Still, if your costs exceed your income, you are losing the business battle. When you negotiate labor contracts without regard to the competitive value of that labor in a free market, you are not going to succeed. That's what makes the foray of our national government into the auto industry such an outrage. Business decisions aren't subject to political overlays. When you nationalize a car company, oust the CEO and board of directors, award your union supporters a major stake and then mandate production of a product that few Americans would voluntarily choose to buy, you will create a recipe for failure.
Across the country we can see the results at the state level of what is now going on at the national. Some states have chosen to pander to the lowest, laziest level of society in return for votes. Pork-barrel politics prevails at the expense of a logical business model for governance. The belief that you can simply confiscate private wealth through punitive taxes and then distribute it where it will get you re-elected shows eventually to be a failed philosophy.
Examples of failing states abound. California is awash in red ink.
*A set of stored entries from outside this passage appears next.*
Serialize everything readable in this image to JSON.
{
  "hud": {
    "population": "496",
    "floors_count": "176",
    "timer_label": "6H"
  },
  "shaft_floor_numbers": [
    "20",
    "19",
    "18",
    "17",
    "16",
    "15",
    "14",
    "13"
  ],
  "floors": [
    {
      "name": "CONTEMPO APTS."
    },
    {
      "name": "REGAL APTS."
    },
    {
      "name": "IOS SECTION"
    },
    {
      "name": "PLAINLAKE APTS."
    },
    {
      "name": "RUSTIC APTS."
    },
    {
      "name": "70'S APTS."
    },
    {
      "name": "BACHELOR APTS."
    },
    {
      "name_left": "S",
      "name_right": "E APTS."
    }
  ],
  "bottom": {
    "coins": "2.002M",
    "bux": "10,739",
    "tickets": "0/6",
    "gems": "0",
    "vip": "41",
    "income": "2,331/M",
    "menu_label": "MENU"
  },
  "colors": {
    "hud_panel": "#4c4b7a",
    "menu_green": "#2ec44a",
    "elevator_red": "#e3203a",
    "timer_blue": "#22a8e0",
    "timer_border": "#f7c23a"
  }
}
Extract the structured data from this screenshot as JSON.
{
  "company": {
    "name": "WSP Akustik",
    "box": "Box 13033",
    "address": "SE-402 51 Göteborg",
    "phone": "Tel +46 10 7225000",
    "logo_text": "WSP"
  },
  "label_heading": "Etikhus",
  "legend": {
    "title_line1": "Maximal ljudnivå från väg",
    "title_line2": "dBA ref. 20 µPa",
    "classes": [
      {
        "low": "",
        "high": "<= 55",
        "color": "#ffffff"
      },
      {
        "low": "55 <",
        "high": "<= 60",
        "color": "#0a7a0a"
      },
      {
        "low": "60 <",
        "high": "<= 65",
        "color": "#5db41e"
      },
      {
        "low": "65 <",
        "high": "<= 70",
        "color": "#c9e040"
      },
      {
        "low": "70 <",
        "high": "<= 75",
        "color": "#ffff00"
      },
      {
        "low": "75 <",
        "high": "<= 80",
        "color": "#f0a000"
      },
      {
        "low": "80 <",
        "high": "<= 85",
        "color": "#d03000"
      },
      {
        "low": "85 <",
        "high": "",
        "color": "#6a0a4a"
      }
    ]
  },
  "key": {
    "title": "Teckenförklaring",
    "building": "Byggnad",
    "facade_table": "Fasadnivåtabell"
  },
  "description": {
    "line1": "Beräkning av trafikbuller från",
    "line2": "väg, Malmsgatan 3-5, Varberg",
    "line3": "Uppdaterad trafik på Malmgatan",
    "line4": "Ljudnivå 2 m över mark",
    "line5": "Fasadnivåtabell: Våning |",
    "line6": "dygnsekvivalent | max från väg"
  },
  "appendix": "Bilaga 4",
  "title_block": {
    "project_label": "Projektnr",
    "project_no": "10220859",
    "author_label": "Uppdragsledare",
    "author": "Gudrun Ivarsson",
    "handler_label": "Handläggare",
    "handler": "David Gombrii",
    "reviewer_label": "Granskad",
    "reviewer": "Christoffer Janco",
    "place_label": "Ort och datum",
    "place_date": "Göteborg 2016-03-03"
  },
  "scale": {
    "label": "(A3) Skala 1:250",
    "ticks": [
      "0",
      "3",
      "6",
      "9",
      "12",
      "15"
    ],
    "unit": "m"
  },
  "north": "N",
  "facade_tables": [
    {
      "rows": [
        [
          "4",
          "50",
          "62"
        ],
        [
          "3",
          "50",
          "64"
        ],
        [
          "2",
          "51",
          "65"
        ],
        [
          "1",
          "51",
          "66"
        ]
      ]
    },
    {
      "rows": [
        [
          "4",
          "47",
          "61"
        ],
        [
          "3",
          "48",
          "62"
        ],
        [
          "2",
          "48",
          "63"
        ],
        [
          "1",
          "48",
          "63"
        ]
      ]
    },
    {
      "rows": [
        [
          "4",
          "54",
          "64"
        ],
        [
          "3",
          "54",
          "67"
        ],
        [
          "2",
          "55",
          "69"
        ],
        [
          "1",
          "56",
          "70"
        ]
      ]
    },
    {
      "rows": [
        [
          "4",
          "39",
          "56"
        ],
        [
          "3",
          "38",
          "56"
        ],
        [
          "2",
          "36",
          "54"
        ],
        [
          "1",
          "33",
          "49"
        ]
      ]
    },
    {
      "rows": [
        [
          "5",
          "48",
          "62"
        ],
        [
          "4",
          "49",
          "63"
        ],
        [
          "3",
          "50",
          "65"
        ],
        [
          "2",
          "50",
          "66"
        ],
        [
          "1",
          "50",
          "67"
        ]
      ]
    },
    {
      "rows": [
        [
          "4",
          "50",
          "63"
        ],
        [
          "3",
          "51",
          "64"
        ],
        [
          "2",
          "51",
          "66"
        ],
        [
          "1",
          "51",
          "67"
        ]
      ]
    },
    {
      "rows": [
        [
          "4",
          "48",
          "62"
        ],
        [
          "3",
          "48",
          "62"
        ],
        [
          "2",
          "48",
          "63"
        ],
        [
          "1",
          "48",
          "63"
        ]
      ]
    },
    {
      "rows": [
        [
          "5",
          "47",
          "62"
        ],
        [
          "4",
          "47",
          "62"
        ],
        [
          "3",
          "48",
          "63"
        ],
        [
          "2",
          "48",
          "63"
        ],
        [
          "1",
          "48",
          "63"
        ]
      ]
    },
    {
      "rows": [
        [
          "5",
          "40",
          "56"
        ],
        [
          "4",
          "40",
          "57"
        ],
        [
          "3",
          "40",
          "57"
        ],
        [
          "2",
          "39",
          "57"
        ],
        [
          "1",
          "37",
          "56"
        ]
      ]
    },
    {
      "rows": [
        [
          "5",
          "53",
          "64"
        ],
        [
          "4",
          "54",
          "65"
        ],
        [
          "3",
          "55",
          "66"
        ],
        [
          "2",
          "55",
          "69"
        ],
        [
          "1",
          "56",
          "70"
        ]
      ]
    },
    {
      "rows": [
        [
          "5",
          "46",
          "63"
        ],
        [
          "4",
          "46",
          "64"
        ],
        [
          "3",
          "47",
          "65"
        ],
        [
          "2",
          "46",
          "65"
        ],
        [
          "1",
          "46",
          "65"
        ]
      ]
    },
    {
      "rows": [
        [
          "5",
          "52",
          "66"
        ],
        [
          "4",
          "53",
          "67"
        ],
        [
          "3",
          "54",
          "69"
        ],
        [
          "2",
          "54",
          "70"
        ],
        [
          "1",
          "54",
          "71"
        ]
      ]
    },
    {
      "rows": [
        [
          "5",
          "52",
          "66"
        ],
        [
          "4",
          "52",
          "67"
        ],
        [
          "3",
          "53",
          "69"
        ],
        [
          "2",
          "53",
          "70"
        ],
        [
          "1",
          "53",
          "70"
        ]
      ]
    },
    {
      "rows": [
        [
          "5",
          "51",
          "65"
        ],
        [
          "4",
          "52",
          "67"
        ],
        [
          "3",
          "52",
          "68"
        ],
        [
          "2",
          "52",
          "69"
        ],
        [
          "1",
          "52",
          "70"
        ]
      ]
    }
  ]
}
Illinois' corruption can't hide the fact that it is a failed state. Pennsylvania, even with the infusion of John Murtha's largesse is going down the tubes. New Jersey? Even Tony Soprano's boys are leaving.
So, doesn't this make sense?
GM Says They Might Move
Michigan isn't reluctant to load on the taxes. Detroit is a mess. How can a corporation mired in bankruptcy proceedings continue to believe that they can turn things around while carrying the unnecessary load of financing a socialist experiment with no hope of success?
I don't think it is a question of if, but rather of how soon they can head to a business friendly red state.